Decided to take advantage of low tides early in the afternoon and look for some reds with the fly rods. The fishing was tough even though Rob and I saw over 100 redfish, several snook, and found a pocket holding some very large trout. Clean water was at a premium. The outgoing tide made the water off color which made it tough to sight the fish until we were on top of them. We managed a few fish by blind casting some deeper holes on the low tide. Fish were caught using crab and shrimp patterns on 7 and 8 wt. gear. I tried out the 5 wt. but did not get any takers. The Ankona ShadowCast got us exactly where we needed to be....in about 5 inches....where the reds were rooting through the grass.

The Hawkeye Shrimp









Rob with a red....









The highlight of the day....


----------



## kyleh (Nov 3, 2012)

Nice.... I used to fish the flats by Anklote power plant w/ uncle... You ever fish near there???


----------



## Dillusion (May 21, 2012)

> Nice.... I used to fish the flats by Anklote power plant w/ uncle... You ever fish near there???

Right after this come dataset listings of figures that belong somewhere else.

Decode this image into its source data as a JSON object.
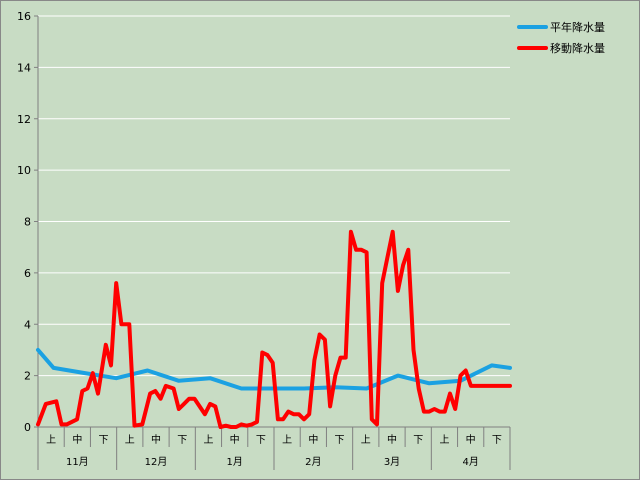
{
  "chart_data": {
    "type": "line",
    "ylim": [
      0,
      16
    ],
    "yticks": [
      "0",
      "2",
      "4",
      "6",
      "8",
      "10",
      "12",
      "14",
      "16"
    ],
    "grid": true,
    "legend_position": "top-right",
    "periods": [
      "上",
      "中",
      "下"
    ],
    "months": [
      "11月",
      "12月",
      "1月",
      "2月",
      "3月",
      "4月"
    ],
    "x_count": 182,
    "series": [
      {
        "name": "平年降水量",
        "color": "#1ba1e2",
        "x": [
          0,
          6,
          18,
          30,
          42,
          54,
          66,
          78,
          90,
          102,
          114,
          126,
          138,
          150,
          162,
          174,
          181
        ],
        "values": [
          3.0,
          2.3,
          2.1,
          1.9,
          2.2,
          1.8,
          1.9,
          1.5,
          1.5,
          1.5,
          1.55,
          1.5,
          2.0,
          1.7,
          1.8,
          2.4,
          2.3
        ]
      },
      {
        "name": "移動降水量",
        "color": "#ff0000",
        "x": [
          0,
          3,
          7,
          9,
          11,
          15,
          17,
          19,
          21,
          23,
          26,
          28,
          30,
          32,
          35,
          37,
          40,
          43,
          45,
          47,
          49,
          52,
          54,
          56,
          58,
          60,
          64,
          66,
          68,
          70,
          72,
          74,
          76,
          78,
          80,
          82,
          84,
          86,
          88,
          90,
          92,
          94,
          96,
          98,
          100,
          102,
          104,
          106,
          108,
          110,
          112,
          114,
          116,
          118,
          120,
          122,
          124,
          126,
          128,
          130,
          132,
          134,
          136,
          138,
          140,
          142,
          144,
          146,
          148,
          150,
          152,
          154,
          156,
          158,
          160,
          162,
          164,
          166,
          168,
          170,
          172,
          174,
          176,
          178,
          180,
          181
        ],
        "values": [
          0.1,
          0.9,
          1.0,
          0.1,
          0.1,
          0.3,
          1.4,
          1.5,
          2.1,
          1.3,
          3.2,
          2.4,
          5.6,
          4.0,
          4.0,
          0.05,
          0.1,
          1.3,
          1.4,
          1.1,
          1.6,
          1.5,
          0.7,
          0.9,
          1.1,
          1.1,
          0.5,
          0.9,
          0.8,
          0.0,
          0.05,
          0.0,
          0.0,
          0.1,
          0.05,
          0.1,
          0.2,
          2.9,
          2.8,
          2.5,
          0.3,
          0.3,
          0.6,
          0.5,
          0.5,
          0.3,
          0.5,
          2.6,
          3.6,
          3.4,
          0.8,
          2.0,
          2.7,
          2.7,
          7.6,
          6.9,
          6.9,
          6.8,
          0.3,
          0.1,
          5.6,
          6.6,
          7.6,
          5.3,
          6.3,
          6.9,
          3.0,
          1.5,
          0.6,
          0.6,
          0.7,
          0.6,
          0.6,
          1.3,
          0.7,
          2.0,
          2.2,
          1.6,
          1.6,
          1.6,
          1.6,
          1.6,
          1.6,
          1.6,
          1.6,
          1.6
        ]
      }
    ]
  }
}
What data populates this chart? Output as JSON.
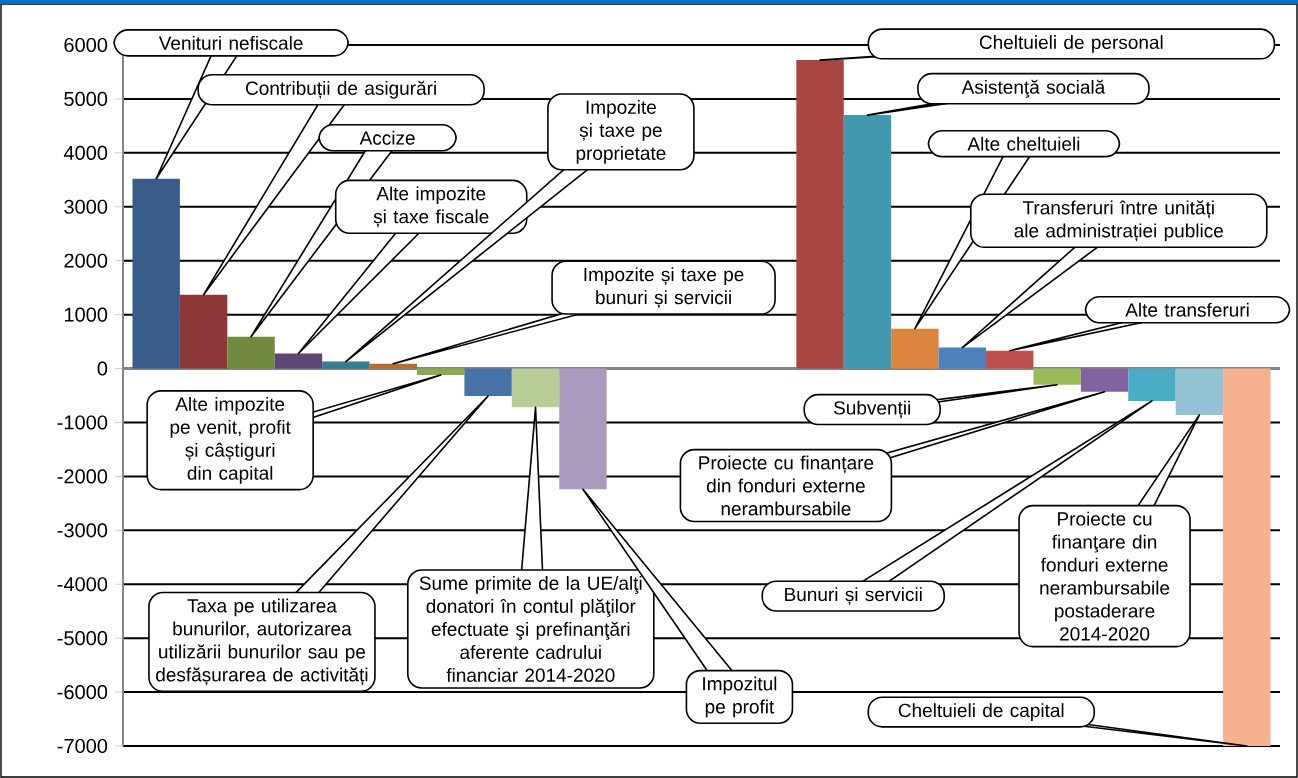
{
  "chart_data": {
    "type": "bar",
    "categories": [
      null,
      null,
      null,
      null,
      null,
      null,
      null,
      null,
      null,
      null,
      null,
      null,
      null,
      null,
      null,
      null,
      null,
      null,
      null,
      null,
      null,
      null,
      null,
      null
    ],
    "values": [
      3520,
      1370,
      590,
      280,
      130,
      90,
      -120,
      -510,
      -720,
      -2240,
      null,
      null,
      null,
      null,
      5720,
      4700,
      740,
      390,
      330,
      -300,
      -430,
      -600,
      -860,
      -7000
    ],
    "colors": [
      "#385d8a",
      "#8c3836",
      "#71893f",
      "#5c4776",
      "#357d91",
      "#b66d31",
      "#8ca94f",
      "#4672a8",
      "#b9cd96",
      "#a99bbd",
      null,
      null,
      null,
      null,
      "#a94644",
      "#4198af",
      "#db843d",
      "#4f81bd",
      "#c0504d",
      "#9bbb59",
      "#8064a2",
      "#4bacc6",
      "#93c3d3",
      "#f6b28f"
    ],
    "annotations": [
      "Venituri nefiscale",
      "Contribuții de asigurări",
      "Accize",
      "Alte impozite și taxe fiscale",
      "Impozite și taxe pe proprietate",
      "Impozite și taxe pe bunuri și servicii",
      "Alte impozite pe venit, profit și câștiguri din capital",
      "Taxa pe utilizarea bunurilor, autorizarea utilizării bunurilor sau pe desfășurarea de activități",
      "Sume primite de la UE/alţi donatori în contul plăţilor efectuate şi prefinanţări aferente cadrului financiar 2014-2020",
      "Impozitul pe profit",
      "Cheltuieli de personal",
      "Asistenţă socială",
      "Alte cheltuieli",
      "Transferuri între unități ale administrației publice",
      "Alte transferuri",
      "Subvenții",
      "Proiecte cu finanțare din fonduri externe nerambursabile",
      "Bunuri și servicii",
      "Proiecte cu finanţare din fonduri externe nerambursabile postaderare 2014-2020",
      "Cheltuieli de capital"
    ],
    "ylim": [
      -7000,
      6000
    ],
    "yticks": [
      -7000,
      -6000,
      -5000,
      -4000,
      -3000,
      -2000,
      -1000,
      0,
      1000,
      2000,
      3000,
      4000,
      5000,
      6000
    ],
    "grid": "y"
  }
}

I was just there this weekend. PP was off and fishing was horrible


----------



## Shadowcast (Feb 26, 2008)

> Nice.... I used to fish the flats by Anklote power plant w/ uncle... You ever fish near there???


No. I am further south.


----------



## skinny_water (Jun 11, 2008)

So the fish you caught were in the holes or rooting through the grass?

Better pic of the fly?


----------



## Dillusion (May 21, 2012)

> So the fish you caught were in the holes or rooting through the grass?
> 
> Better pic of the fly?


Or a pic of the fly pre-soaking would be great too


----------



## Shadowcast (Feb 26, 2008)

> So the fish you caught were in the holes or rooting through the grass?
> 
> Better pic of the fly?


In the holes.  They could not find the fly in the skinny grass. Dont have another pic of the fly....very similar to the Corona Toad....just doesn't have the Toad shaped body....and the body is EP fur I believe.  Some guy in PA tied it.


----------



## skinny_water (Jun 11, 2008)

Looks like an EP Mantis Shrimp here

http://www.andythornal.com/collections/enrico-puglisi/products/ep-mantis-shrimp-olive

With a craft fur tail.


----------